Algumas empresas também disponibilizam um programa de reinvestimento dos dividendos (dividend reinvestment program). É oferecida a opção para o acionista escolher entre receber os dividendos em dinheiro ou em novas ações. Obviamente, o valor do dividendo deve ser maior que o valor de uma ação para que ele possa receber. Algumas corretoras trabalham com ações fracionárias neste caso, mas não é comum. Há um prazo em que o investidor deve fazer essa opção após a empresa declarar o pagamento.

Subscrição (rights offering) é quando se oferece aos atuais acionistas de uma empresa o direito de adquirir novas ações, em geral a preço abaixo do mercado. Você recebe esses direitos em quantidade proporcional ao número de ações que possui. Esse direito possui data de encerramento para serem utilizados (expiration date) e o investidor deve comunicar antes se deseja ou não usá-los para adquirir mais ações.

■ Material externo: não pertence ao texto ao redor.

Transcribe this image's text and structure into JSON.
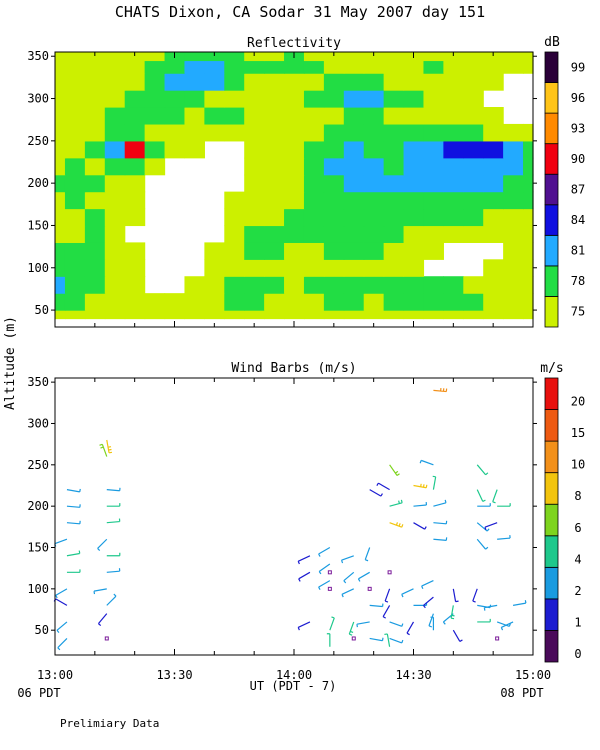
{
  "chart_data": [
    {
      "type": "heatmap",
      "title": "CHATS Dixon, CA  Sodar  31 May 2007  day 151",
      "subtitle": "Reflectivity",
      "ylabel": "Altitude (m)",
      "xlabel": "UT  (PDT - 7)",
      "colorbar_unit": "dB",
      "x_ticks": [
        "13:00",
        "13:30",
        "14:00",
        "14:30",
        "15:00"
      ],
      "y_ticks": [
        50,
        100,
        150,
        200,
        250,
        300,
        350
      ],
      "ylim": [
        30,
        355
      ],
      "xlim_minutes": [
        0,
        120
      ],
      "levels": [
        75,
        78,
        81,
        84,
        87,
        90,
        93,
        96,
        99
      ],
      "level_colors": [
        "#ccf000",
        "#22dd44",
        "#22aaff",
        "#1010e0",
        "#501090",
        "#f00010",
        "#ff8a00",
        "#ffc418",
        "#2a0038"
      ],
      "x_minutes": [
        0,
        5,
        10,
        15,
        20,
        25,
        30,
        35,
        40,
        45,
        50,
        55,
        60,
        65,
        70,
        75,
        80,
        85,
        90,
        95,
        100,
        105,
        110,
        115,
        120
      ],
      "altitudes": [
        40,
        60,
        80,
        100,
        120,
        140,
        160,
        180,
        200,
        220,
        240,
        260,
        280,
        300,
        320,
        340,
        350
      ],
      "grid": [
        [
          76,
          77,
          77,
          76,
          76,
          76,
          76,
          77,
          76,
          77,
          77,
          76,
          76,
          76,
          77,
          76,
          76,
          77,
          76,
          76,
          76,
          77,
          76,
          76,
          76
        ],
        [
          80,
          79,
          77,
          76,
          76,
          76,
          76,
          77,
          77,
          78,
          78,
          77,
          76,
          77,
          78,
          78,
          77,
          78,
          78,
          78,
          78,
          78,
          77,
          77,
          76
        ],
        [
          82,
          80,
          78,
          76,
          75,
          74,
          74,
          75,
          77,
          78,
          78,
          78,
          76,
          78,
          79,
          79,
          78,
          79,
          79,
          78,
          78,
          77,
          77,
          77,
          76
        ],
        [
          80,
          79,
          78,
          77,
          75,
          74,
          73,
          74,
          76,
          77,
          77,
          76,
          75,
          76,
          77,
          77,
          77,
          76,
          75,
          74,
          73,
          74,
          76,
          77,
          76
        ],
        [
          78,
          78,
          78,
          77,
          75,
          73,
          72,
          73,
          75,
          77,
          78,
          78,
          77,
          77,
          78,
          78,
          78,
          77,
          76,
          75,
          74,
          73,
          74,
          76,
          76
        ],
        [
          76,
          77,
          78,
          77,
          74,
          72,
          71,
          72,
          74,
          77,
          78,
          79,
          78,
          78,
          78,
          78,
          78,
          78,
          77,
          77,
          76,
          75,
          76,
          77,
          76
        ],
        [
          76,
          77,
          78,
          77,
          75,
          73,
          72,
          73,
          74,
          75,
          76,
          77,
          78,
          78,
          79,
          79,
          79,
          78,
          78,
          78,
          78,
          78,
          77,
          77,
          76
        ],
        [
          77,
          78,
          77,
          76,
          75,
          74,
          73,
          74,
          74,
          75,
          76,
          77,
          77,
          78,
          79,
          80,
          79,
          79,
          80,
          80,
          80,
          80,
          80,
          79,
          78
        ],
        [
          78,
          79,
          78,
          77,
          76,
          74,
          73,
          73,
          73,
          74,
          75,
          76,
          77,
          78,
          80,
          81,
          81,
          81,
          82,
          82,
          82,
          82,
          82,
          80,
          78
        ],
        [
          77,
          78,
          77,
          78,
          78,
          76,
          74,
          74,
          73,
          74,
          75,
          76,
          77,
          79,
          81,
          82,
          81,
          80,
          81,
          82,
          82,
          83,
          83,
          81,
          78
        ],
        [
          76,
          77,
          78,
          82,
          92,
          78,
          75,
          75,
          73,
          74,
          75,
          76,
          77,
          78,
          80,
          81,
          80,
          80,
          81,
          82,
          84,
          86,
          84,
          81,
          78
        ],
        [
          76,
          76,
          77,
          78,
          78,
          76,
          75,
          76,
          77,
          77,
          76,
          75,
          75,
          77,
          78,
          78,
          78,
          78,
          78,
          79,
          79,
          78,
          77,
          76,
          76
        ],
        [
          76,
          76,
          77,
          78,
          79,
          80,
          78,
          77,
          78,
          78,
          77,
          76,
          76,
          76,
          77,
          78,
          78,
          77,
          77,
          77,
          76,
          75,
          75,
          74,
          74
        ],
        [
          76,
          76,
          76,
          77,
          78,
          79,
          80,
          79,
          77,
          76,
          76,
          76,
          77,
          78,
          79,
          81,
          82,
          80,
          78,
          77,
          76,
          75,
          74,
          74,
          74
        ],
        [
          76,
          76,
          76,
          77,
          77,
          78,
          81,
          82,
          81,
          78,
          77,
          76,
          76,
          77,
          78,
          78,
          78,
          77,
          77,
          76,
          76,
          75,
          75,
          74,
          74
        ],
        [
          75,
          75,
          76,
          76,
          77,
          78,
          80,
          82,
          82,
          79,
          78,
          78,
          79,
          78,
          77,
          77,
          76,
          76,
          77,
          78,
          77,
          76,
          76,
          75,
          75
        ],
        [
          75,
          75,
          76,
          76,
          77,
          77,
          78,
          79,
          79,
          78,
          77,
          77,
          78,
          77,
          76,
          76,
          75,
          76,
          76,
          77,
          76,
          76,
          75,
          75,
          75
        ]
      ]
    },
    {
      "type": "scatter",
      "subtitle": "Wind Barbs (m/s)",
      "ylabel": "Altitude (m)",
      "xlabel": "UT  (PDT - 7)",
      "colorbar_unit": "m/s",
      "x_ticks": [
        "13:00",
        "13:30",
        "14:00",
        "14:30",
        "15:00"
      ],
      "y_ticks": [
        50,
        100,
        150,
        200,
        250,
        300,
        350
      ],
      "ylim": [
        20,
        355
      ],
      "speed_levels": [
        0,
        1,
        2,
        4,
        6,
        8,
        10,
        15,
        20
      ],
      "speed_colors": [
        "#4a0a5a",
        "#1c1cd0",
        "#1a9be0",
        "#1ec88c",
        "#7ed41e",
        "#f2c40e",
        "#f2901a",
        "#ee5a12",
        "#e8100e"
      ],
      "barb_columns_minutes": [
        3,
        13,
        64,
        69,
        74,
        79,
        84,
        90,
        95,
        100,
        106,
        111,
        115
      ],
      "barbs": [
        [
          3,
          40,
          2,
          225
        ],
        [
          3,
          60,
          2,
          230
        ],
        [
          3,
          80,
          1,
          300
        ],
        [
          3,
          100,
          2,
          240
        ],
        [
          3,
          120,
          4,
          90
        ],
        [
          3,
          140,
          4,
          80
        ],
        [
          3,
          160,
          3,
          250
        ],
        [
          3,
          180,
          3,
          95
        ],
        [
          3,
          200,
          3,
          95
        ],
        [
          3,
          220,
          2,
          100
        ],
        [
          13,
          40,
          0,
          0
        ],
        [
          13,
          70,
          1,
          220
        ],
        [
          13,
          80,
          2,
          45
        ],
        [
          13,
          100,
          2,
          260
        ],
        [
          13,
          120,
          3,
          85
        ],
        [
          13,
          140,
          4,
          90
        ],
        [
          13,
          160,
          3,
          225
        ],
        [
          13,
          180,
          4,
          85
        ],
        [
          13,
          200,
          4,
          90
        ],
        [
          13,
          220,
          3,
          95
        ],
        [
          13,
          260,
          6,
          340
        ],
        [
          13,
          280,
          8,
          170
        ],
        [
          64,
          60,
          1,
          245
        ],
        [
          64,
          120,
          1,
          240
        ],
        [
          64,
          140,
          1,
          245
        ],
        [
          69,
          110,
          2,
          240
        ],
        [
          69,
          130,
          2,
          235
        ],
        [
          69,
          150,
          3,
          240
        ],
        [
          69,
          120,
          0,
          0
        ],
        [
          69,
          100,
          0,
          0
        ],
        [
          69,
          30,
          4,
          0
        ],
        [
          69,
          50,
          4,
          20
        ],
        [
          75,
          40,
          0,
          0
        ],
        [
          75,
          60,
          5,
          200
        ],
        [
          75,
          100,
          2,
          245
        ],
        [
          75,
          120,
          2,
          230
        ],
        [
          75,
          140,
          3,
          250
        ],
        [
          79,
          40,
          3,
          100
        ],
        [
          79,
          60,
          3,
          260
        ],
        [
          79,
          80,
          3,
          95
        ],
        [
          79,
          100,
          0,
          0
        ],
        [
          79,
          120,
          2,
          240
        ],
        [
          79,
          150,
          2,
          200
        ],
        [
          79,
          220,
          1,
          120
        ],
        [
          84,
          40,
          3,
          110
        ],
        [
          84,
          60,
          2,
          110
        ],
        [
          84,
          80,
          1,
          210
        ],
        [
          84,
          100,
          1,
          200
        ],
        [
          84,
          120,
          0,
          0
        ],
        [
          84,
          30,
          4,
          350
        ],
        [
          84,
          180,
          9,
          110
        ],
        [
          84,
          200,
          5,
          75
        ],
        [
          84,
          220,
          1,
          300
        ],
        [
          84,
          250,
          6,
          145
        ],
        [
          90,
          60,
          1,
          210
        ],
        [
          90,
          80,
          3,
          90
        ],
        [
          90,
          100,
          2,
          245
        ],
        [
          90,
          180,
          1,
          120
        ],
        [
          90,
          200,
          3,
          85
        ],
        [
          90,
          225,
          9,
          100
        ],
        [
          95,
          50,
          3,
          0
        ],
        [
          95,
          70,
          3,
          200
        ],
        [
          95,
          90,
          1,
          230
        ],
        [
          95,
          110,
          3,
          245
        ],
        [
          95,
          160,
          3,
          95
        ],
        [
          95,
          180,
          3,
          95
        ],
        [
          95,
          200,
          2,
          75
        ],
        [
          95,
          220,
          4,
          10
        ],
        [
          95,
          250,
          3,
          290
        ],
        [
          95,
          340,
          10,
          95
        ],
        [
          100,
          50,
          1,
          150
        ],
        [
          100,
          70,
          3,
          230
        ],
        [
          100,
          80,
          5,
          190
        ],
        [
          100,
          100,
          1,
          170
        ],
        [
          106,
          60,
          4,
          90
        ],
        [
          106,
          80,
          2,
          100
        ],
        [
          106,
          100,
          1,
          200
        ],
        [
          106,
          160,
          2,
          140
        ],
        [
          106,
          180,
          3,
          130
        ],
        [
          106,
          200,
          3,
          90
        ],
        [
          106,
          220,
          4,
          155
        ],
        [
          106,
          250,
          4,
          140
        ],
        [
          111,
          40,
          0,
          0
        ],
        [
          111,
          60,
          2,
          110
        ],
        [
          111,
          80,
          2,
          260
        ],
        [
          111,
          160,
          3,
          85
        ],
        [
          111,
          180,
          1,
          250
        ],
        [
          111,
          200,
          4,
          90
        ],
        [
          111,
          220,
          4,
          200
        ],
        [
          115,
          60,
          2,
          245
        ],
        [
          115,
          80,
          3,
          80
        ]
      ]
    }
  ],
  "labels": {
    "start_local": "06 PDT",
    "end_local": "08 PDT",
    "note": "Prelimiary Data"
  }
}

Outro evento corporativo importante é quando acontecem fusões e aquisições de companhias abertas (mergers & aquisitions). Nessa situação os antigos acionistas acabam recebendo ações da nova companhia em troca das ações da companhia anterior. O número de ações varia de acordo com as regras do processo de fusão e aquisição.

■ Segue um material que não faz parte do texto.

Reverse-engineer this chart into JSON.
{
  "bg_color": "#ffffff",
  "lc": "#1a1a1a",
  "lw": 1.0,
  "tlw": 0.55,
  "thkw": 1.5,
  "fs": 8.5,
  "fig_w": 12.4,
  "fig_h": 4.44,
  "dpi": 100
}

Todos esses eventos são comunicados e podem ser vistos dentro próprio home-broker, no site da empresa ou no site da Bolsa à medida que eles forem acontecendo com as ações.

Como escolher ações

Análise fundamentalista

É o tipo de análise que avalia os aspectos financeiros das empresas, incluindo receitas, lucros e dívidas, bem como do setor em que estão inseridas. Busca escolher as melhores empresas nos melhores setores e que possam ter maiores lucros no futuro.

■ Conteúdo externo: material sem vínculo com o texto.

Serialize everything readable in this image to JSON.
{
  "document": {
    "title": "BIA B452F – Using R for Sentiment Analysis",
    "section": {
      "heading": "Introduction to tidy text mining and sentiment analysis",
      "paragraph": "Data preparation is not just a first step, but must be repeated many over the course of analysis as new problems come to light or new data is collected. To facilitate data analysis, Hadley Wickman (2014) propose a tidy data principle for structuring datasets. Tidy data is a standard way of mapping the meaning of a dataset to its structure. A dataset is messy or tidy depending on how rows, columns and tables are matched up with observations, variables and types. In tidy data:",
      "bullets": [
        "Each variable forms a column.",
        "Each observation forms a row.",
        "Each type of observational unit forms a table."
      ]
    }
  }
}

Vamos falar de duas abordagens para escolher ações. São elas:

  • Top-Down
  • Bottom-Up

A base desses dois tipos de estratégia é o fato do preço das ações serem influenciadas tanto por fatores internos da companhia (evolução dos lucros, do patrimônio, dívidas, receitas financeiras), quanto por fatores externos (recessão ou crescimento do país ou relacionados ao crescimento ou crise no setor).

A abordagem Top-Down começa em definir quais setores irão performar melhor no futuro. Uma vez determinados os setores mais fortes, você filtra as ações desse setor e procura escolher as com melhores perspectivas. Os principais setores das ações internacionais são Energia (energy), Financeiro (financials), Materiais Básicos (basic materials), Industrial (industrials), Saúde (healthcare), Serviços de Consumo (consumer services), Telecomunicações (telecommunications), Utilidade Pública (utilities), Bens de Consumo (consumer goods) e Tecnologia (technology).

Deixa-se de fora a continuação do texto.